May and I pull into the party and park next to Panda's car. May is going on and on about the size of the house and I loop my arm through hers because now that I remember, now that I know how much I hurt her, I have no idea how to make it up to her. In the reflection of Tank's door, the blue asterisk pin catches my eye. I need to tell May.

“Don't say anything when we get inside. I need some time. But . . .”

May drops her hand from the doorknob. “What?” she asks.

She waits, letting me find the words.

“I got most of my memory back tonight,” I confess.

“Oh my god!” She jumps up and down and I want her to think I'm happy too so I hug her first so I don't have to look her in the eye.

“Please don't say anything yet. I'll fill everyone in over the next few days,” I say once I pull away.

“Totally,” she says, and pretends to zip her lips. She squeezes me as we walk inside.

“If you say you're proud of me for being up-front, I'll stab you with my asterisk pin.”

She laughs as the crowd and the music of the party overwhelm the room. I have to be cool and pretend that I don't know that Alex James showed me his junk on the tennis courts, but is now making out with Eve on the couch. Lila dances with Panda and Richard in the center of the room and I don't want to let them know yet that I am sorry for all of the times I kept the conversation superficial and missed out on their friendship. Panda, Richard, even Lila.

This is all your fault.

In some ways, Mom is right. I can leave a damaging wake. Look how much sadness I caused to all of my friends.

“Is Wes here?” May asks. I check my cell to see if he's responded to a text I sent him this afternoon.

ME: You are coming to Tank's party right?

“I don't know. He hasn't written me back yet.”

I look at the little time stamp on the text. At 3:15, I didn't remember anything about the last year and then at 4:12, I was sitting on the floor with the planetarium swirling around my room.

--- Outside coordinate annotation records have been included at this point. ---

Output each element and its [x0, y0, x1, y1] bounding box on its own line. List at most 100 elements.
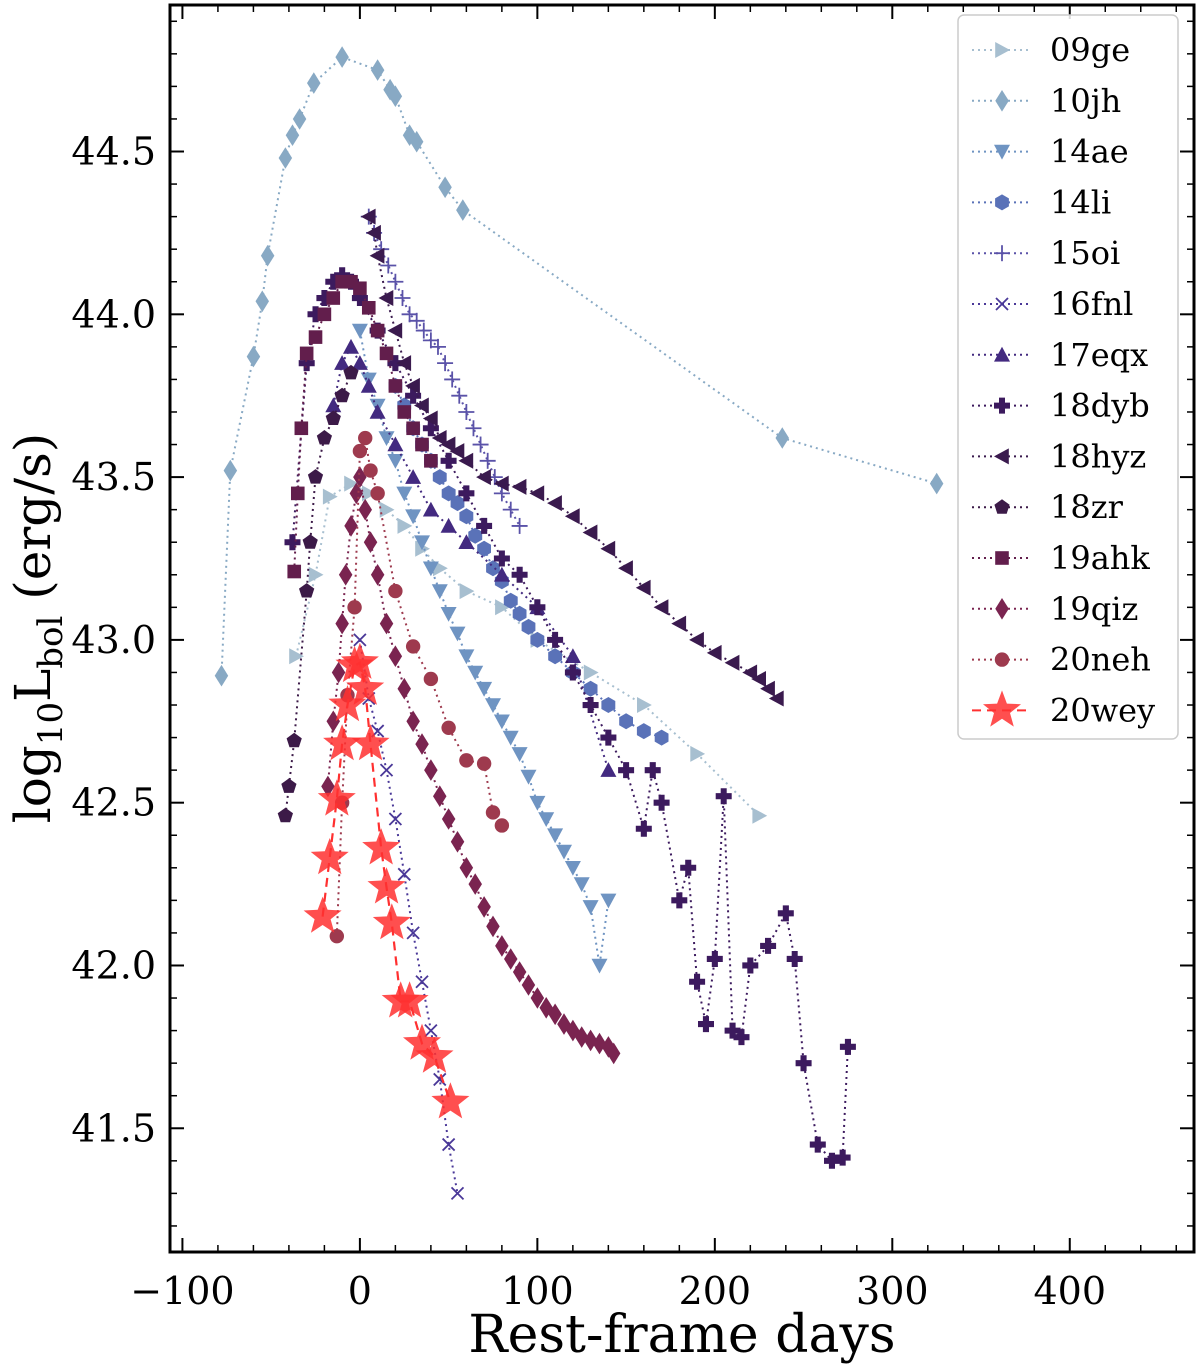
series-line-20wey [321, 660, 452, 1103]
point-20wey-6 [340, 642, 379, 679]
point-14li-22 [636, 723, 651, 740]
point-14li-14 [512, 605, 527, 622]
point-16fnl-8 [424, 1023, 438, 1038]
legend-label: 09ge [1050, 31, 1130, 69]
point-20wey-4 [328, 685, 367, 722]
point-18dyb-41 [834, 1149, 851, 1166]
point-18hyz-5 [396, 355, 412, 372]
point-09ge-2 [322, 488, 338, 505]
point-14li-6 [441, 485, 456, 502]
point-14li-19 [583, 680, 598, 697]
point-15oi-6 [401, 306, 418, 323]
point-18hyz-4 [387, 322, 403, 339]
point-14ae-23 [556, 844, 572, 860]
point-18hyz-8 [422, 410, 438, 427]
point-18hyz-21 [618, 560, 633, 577]
point-14ae-12 [458, 649, 475, 665]
point-14ae-6 [405, 509, 422, 525]
point-10jh-5 [278, 147, 293, 169]
point-19qiz-4 [338, 564, 353, 586]
point-18dyb-20 [582, 697, 599, 713]
point-19qiz-0 [321, 775, 335, 798]
y-tick-label: 43.0 [71, 618, 156, 662]
point-14ae-26 [582, 900, 599, 915]
legend-marker-20wey [983, 690, 1021, 727]
point-18dyb-38 [795, 1055, 812, 1072]
ticks-layer: −100 0 100 200 300 400 41.5 42.0 42.5 43.0 43.5 44.… [71, 5, 1194, 1313]
point-19ahk-6 [326, 291, 341, 305]
y-tick-label: 44.5 [71, 130, 156, 174]
legend-label: 18zr [1050, 488, 1124, 526]
point-14ae-0 [351, 323, 368, 339]
point-10jh-17 [775, 427, 789, 449]
point-20neh-5 [358, 430, 373, 446]
point-10jh-7 [292, 108, 307, 130]
point-14ae-13 [467, 665, 484, 681]
point-20wey-14 [403, 1023, 441, 1060]
x-tick-label: 400 [1034, 1269, 1107, 1313]
point-18dyb-3 [316, 290, 333, 306]
point-18dyb-12 [440, 452, 457, 469]
point-18zr-3 [299, 583, 315, 598]
point-16fnl-0 [353, 633, 367, 647]
x-tick-label: −100 [130, 1269, 234, 1313]
x-tick-label: 300 [856, 1269, 929, 1313]
point-18dyb-35 [760, 937, 777, 954]
point-18hyz-0 [360, 208, 376, 225]
point-19qiz-29 [539, 997, 553, 1019]
point-15oi-3 [380, 257, 397, 274]
point-20wey-7 [346, 668, 385, 705]
point-18zr-8 [334, 387, 350, 403]
point-18hyz-30 [760, 680, 775, 697]
point-18dyb-37 [786, 951, 803, 967]
point-14ae-11 [449, 626, 466, 642]
point-19qiz-21 [468, 873, 482, 895]
legend-marker-18dyb [994, 397, 1010, 414]
point-18dyb-40 [824, 1152, 840, 1169]
y-tick-label: 42.0 [71, 943, 156, 987]
point-19ahk-3 [299, 346, 314, 361]
legend-marker-17eqx [994, 346, 1010, 362]
point-19qiz-24 [495, 935, 509, 957]
point-20neh-12 [459, 753, 474, 768]
point-09ge-6 [397, 517, 413, 534]
point-14li-16 [530, 631, 545, 648]
point-17eqx-1 [334, 355, 351, 370]
point-15oi-8 [415, 322, 432, 339]
legend: 09ge 10jh 14ae 14li 15oi 16fnl 17eqx 18dyb 18hyz… [957, 14, 1179, 740]
point-14li-15 [521, 618, 536, 635]
point-18hyz-20 [600, 540, 616, 557]
point-20wey-16 [431, 1082, 470, 1119]
point-15oi-5 [394, 290, 411, 307]
point-19qiz-14 [406, 710, 420, 733]
point-10jh-18 [929, 472, 944, 495]
point-18hyz-2 [369, 247, 385, 264]
legend-marker-15oi [994, 245, 1010, 262]
legend-item-18zr: 18zr [972, 488, 1124, 526]
point-18dyb-7 [351, 290, 368, 306]
series-09ge [289, 475, 768, 824]
point-19qiz-26 [512, 961, 527, 983]
point-18hyz-7 [414, 397, 429, 414]
point-14ae-16 [493, 714, 510, 730]
point-15oi-14 [458, 403, 475, 420]
point-19ahk-13 [388, 379, 403, 393]
series-18dyb [284, 267, 856, 1169]
point-10jh-8 [307, 72, 321, 94]
point-18hyz-10 [440, 436, 456, 453]
point-19qiz-20 [459, 857, 474, 879]
legend-item-18hyz: 18hyz [972, 437, 1146, 475]
point-19qiz-33 [575, 1026, 589, 1048]
point-18hyz-12 [458, 452, 474, 469]
point-19ahk-4 [308, 330, 323, 344]
point-14ae-3 [378, 431, 395, 446]
legend-item-20wey: 20wey [972, 690, 1155, 729]
point-19qiz-15 [415, 733, 429, 755]
point-18hyz-23 [653, 599, 669, 616]
point-18dyb-17 [529, 599, 546, 616]
point-18dyb-26 [671, 892, 688, 909]
point-10jh-3 [255, 290, 269, 313]
point-14ae-22 [547, 828, 564, 844]
legend-marker-19ahk [995, 551, 1009, 565]
point-18dyb-0 [284, 534, 301, 551]
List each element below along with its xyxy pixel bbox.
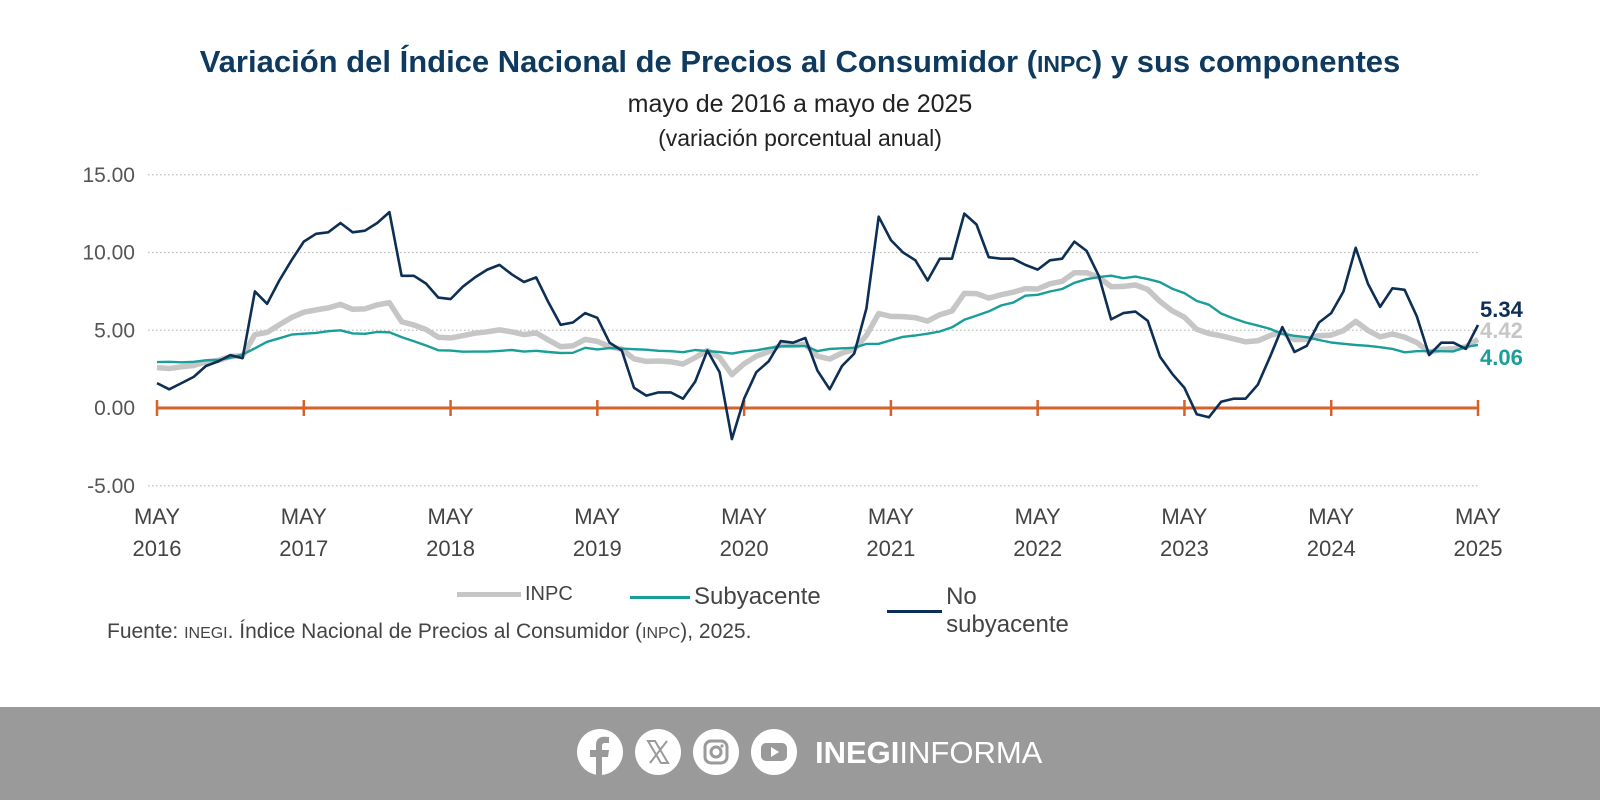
end-value-label: 4.06 bbox=[1480, 345, 1523, 370]
end-value-label: 4.42 bbox=[1480, 318, 1523, 343]
x-tick-label-year: 2025 bbox=[1454, 536, 1503, 561]
title-acronym: INPC bbox=[1036, 51, 1092, 77]
legend-item-subyacente: Subyacente bbox=[630, 583, 821, 611]
chart-title: Variación del Índice Nacional de Precios… bbox=[199, 44, 1401, 79]
x-tick-label-year: 2016 bbox=[133, 536, 182, 561]
x-tick-label-month: MAY bbox=[281, 504, 327, 529]
legend-swatch-subyacente bbox=[630, 595, 690, 599]
x-tick-label-month: MAY bbox=[574, 504, 620, 529]
legend-swatch-no-subyacente bbox=[887, 609, 943, 613]
x-tick-label-year: 2024 bbox=[1307, 536, 1356, 561]
x-tick-label-month: MAY bbox=[1015, 504, 1061, 529]
y-tick-label: 15.00 bbox=[82, 164, 135, 187]
x-tick-label-year: 2018 bbox=[426, 536, 475, 561]
footer-bar: INEGIINFORMA bbox=[0, 707, 1600, 800]
series-line-inpc bbox=[156, 269, 1480, 378]
facebook-icon[interactable] bbox=[577, 729, 623, 775]
chart-unit: (variación porcentual anual) bbox=[658, 125, 942, 151]
youtube-icon[interactable] bbox=[751, 729, 797, 775]
x-tick-label-year: 2020 bbox=[720, 536, 769, 561]
y-tick-label: 5.00 bbox=[94, 319, 135, 342]
x-tick-label-month: MAY bbox=[1308, 504, 1354, 529]
y-tick-label: -5.00 bbox=[87, 475, 135, 498]
series-line-subyacente bbox=[156, 274, 1479, 364]
x-tick-label-year: 2019 bbox=[573, 536, 622, 561]
chart-subtitle: mayo de 2016 a mayo de 2025 bbox=[627, 90, 973, 118]
x-tick-label-month: MAY bbox=[428, 504, 474, 529]
x-tick-label-year: 2022 bbox=[1013, 536, 1062, 561]
series-line-no-subyacente bbox=[156, 210, 1480, 441]
legend-item-no-subyacente: No subyacente bbox=[887, 583, 1080, 639]
x-tick-label-month: MAY bbox=[1161, 504, 1207, 529]
brand-logo: INEGIINFORMA bbox=[815, 735, 1043, 770]
legend-swatch-inpc bbox=[457, 592, 521, 597]
x-tick-label-year: 2021 bbox=[866, 536, 915, 561]
instagram-icon[interactable] bbox=[693, 729, 739, 775]
x-icon[interactable] bbox=[635, 729, 681, 775]
line-chart: 15.00 10.00 5.00 0.00 -5.00 MAY 2016 MAY 2017 MA… bbox=[82, 164, 1524, 561]
x-tick-label-month: MAY bbox=[134, 504, 180, 529]
y-tick-label: 0.00 bbox=[94, 397, 135, 420]
legend-item-inpc: INPC bbox=[457, 583, 573, 606]
source-note: Fuente: INEGI. Índice Nacional de Precio… bbox=[107, 620, 752, 643]
x-tick-label-month: MAY bbox=[721, 504, 767, 529]
x-tick-label-month: MAY bbox=[1455, 504, 1501, 529]
x-tick-label-month: MAY bbox=[868, 504, 914, 529]
x-tick-label-year: 2017 bbox=[279, 536, 328, 561]
end-value-label: 5.34 bbox=[1480, 297, 1524, 322]
y-tick-label: 10.00 bbox=[82, 242, 135, 265]
x-tick-label-year: 2023 bbox=[1160, 536, 1209, 561]
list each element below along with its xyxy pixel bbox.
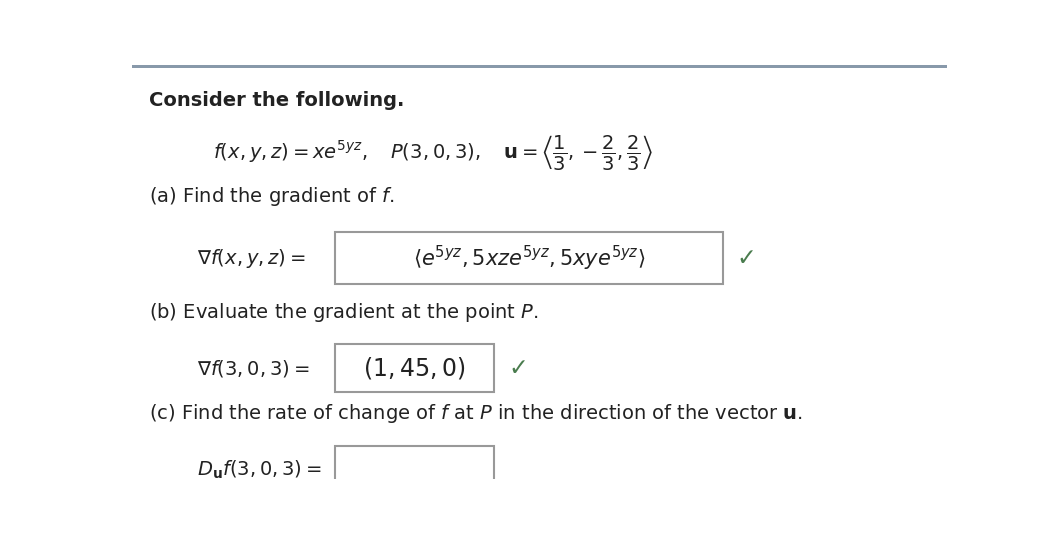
Text: (b) Evaluate the gradient at the point $P$.: (b) Evaluate the gradient at the point $… <box>149 301 539 324</box>
Text: $\nabla f(x, y, z) =$: $\nabla f(x, y, z) =$ <box>197 247 305 270</box>
Text: ✓: ✓ <box>508 356 528 380</box>
Text: (c) Find the rate of change of $f$ at $P$ in the direction of the vector $\mathb: (c) Find the rate of change of $f$ at $P… <box>149 402 804 425</box>
Text: ✓: ✓ <box>736 246 756 270</box>
Text: Consider the following.: Consider the following. <box>149 91 405 110</box>
Text: (a) Find the gradient of $f$.: (a) Find the gradient of $f$. <box>149 185 394 208</box>
Text: $(1,45,0)$: $(1,45,0)$ <box>364 355 466 381</box>
FancyBboxPatch shape <box>336 232 723 284</box>
Text: $\nabla f(3, 0, 3) =$: $\nabla f(3, 0, 3) =$ <box>197 358 309 379</box>
Bar <box>132 65 947 68</box>
FancyBboxPatch shape <box>336 344 494 392</box>
FancyBboxPatch shape <box>336 445 494 493</box>
Text: $D_{\mathbf{u}}f(3, 0, 3) =$: $D_{\mathbf{u}}f(3, 0, 3) =$ <box>197 458 322 480</box>
Text: $f(x, y, z) = xe^{5yz}, \quad P(3, 0, 3), \quad \mathbf{u} = \left\langle \dfrac: $f(x, y, z) = xe^{5yz}, \quad P(3, 0, 3)… <box>213 133 653 172</box>
Text: $\langle e^{5yz},5xze^{5yz},5xye^{5yz}\rangle$: $\langle e^{5yz},5xze^{5yz},5xye^{5yz}\r… <box>412 244 645 273</box>
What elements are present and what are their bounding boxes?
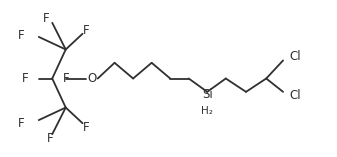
Text: F: F [18,117,24,130]
Text: F: F [18,29,24,42]
Text: F: F [22,72,29,85]
Text: H₂: H₂ [201,106,213,116]
Text: Cl: Cl [289,50,301,63]
Text: Si: Si [202,88,213,101]
Text: F: F [83,122,89,134]
Text: F: F [62,72,69,85]
Text: F: F [43,12,50,25]
Text: Cl: Cl [289,89,301,102]
Text: F: F [83,24,89,37]
Text: F: F [47,132,53,145]
Text: O: O [87,72,97,85]
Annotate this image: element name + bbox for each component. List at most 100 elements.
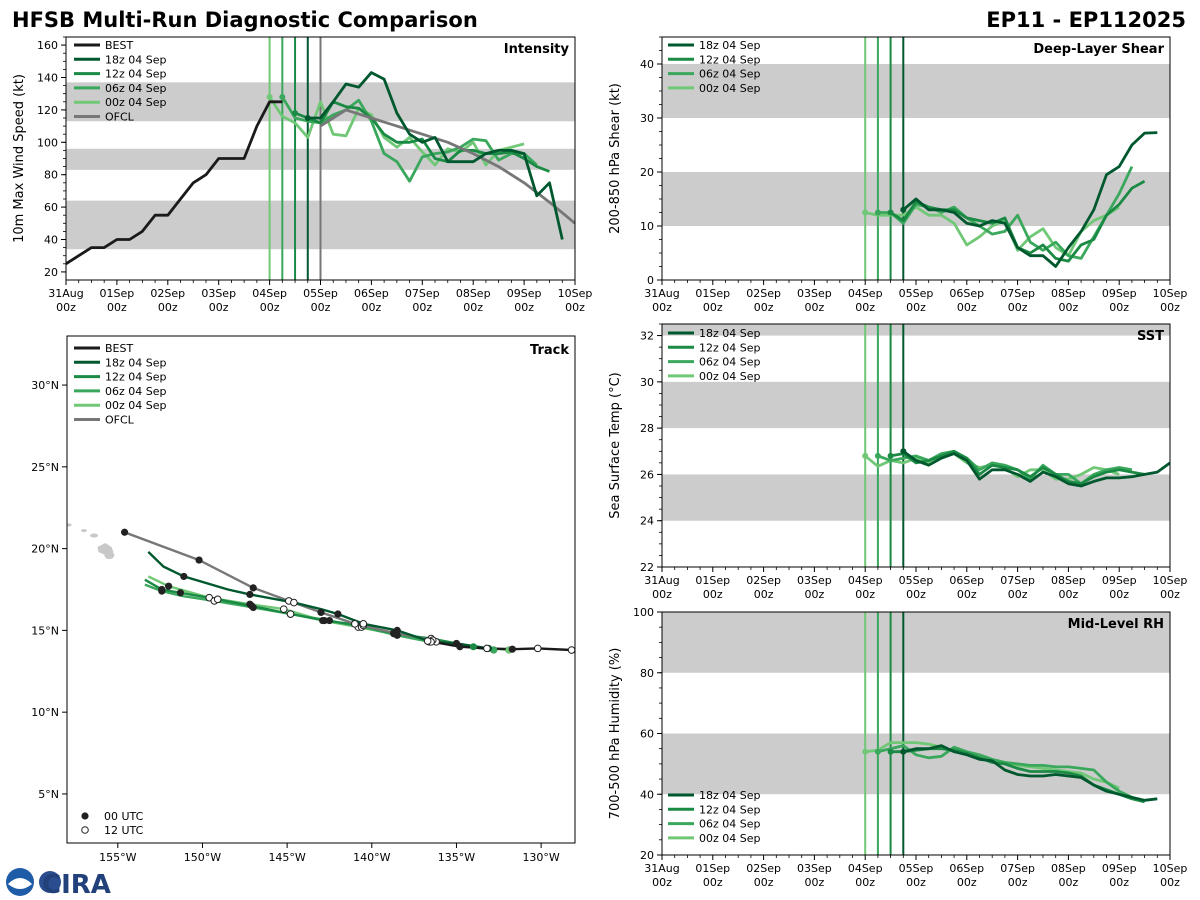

“Penny!” Tank cries. He comes out from the kitchen with Kylie riding on his back. She jumps down and hugs me. I inhale her familiar rose perfume and when I pull away I use my hand and pretend it's a microphone. I hold it up to Tank's mouth for an “interview.”

“Tell me, Tank. How does it feel to have the key cast members from this year's
Midsummer Night's Dream
here at
your
party.”

Kylie smiles bigger than I've seen her smile in weeks.

I hold the microphone under his mouth. “Well, Richard Lewis has made me feel like a tool because I've realized I can't dance.”

“No, you can't!” Richard cries from the kitchen where he and Panda are reenacting a scene from the play for some of the people in there. I can tell it's from a scene where Bottom has been changed into a donkey. Tank lifts me up and hugs me and when he puts me down says, “It's good to have you back, Berne.”

I glance back at my friends in the kitchen. May has joined Richard and Panda. I check my cell once more for Wes, but there's nothing. Over their heads, I see a glass door looking out to the patio and backyard. I want to go down to the pool. I can't even explain why, but I want to go to the site where I nearly lost my life.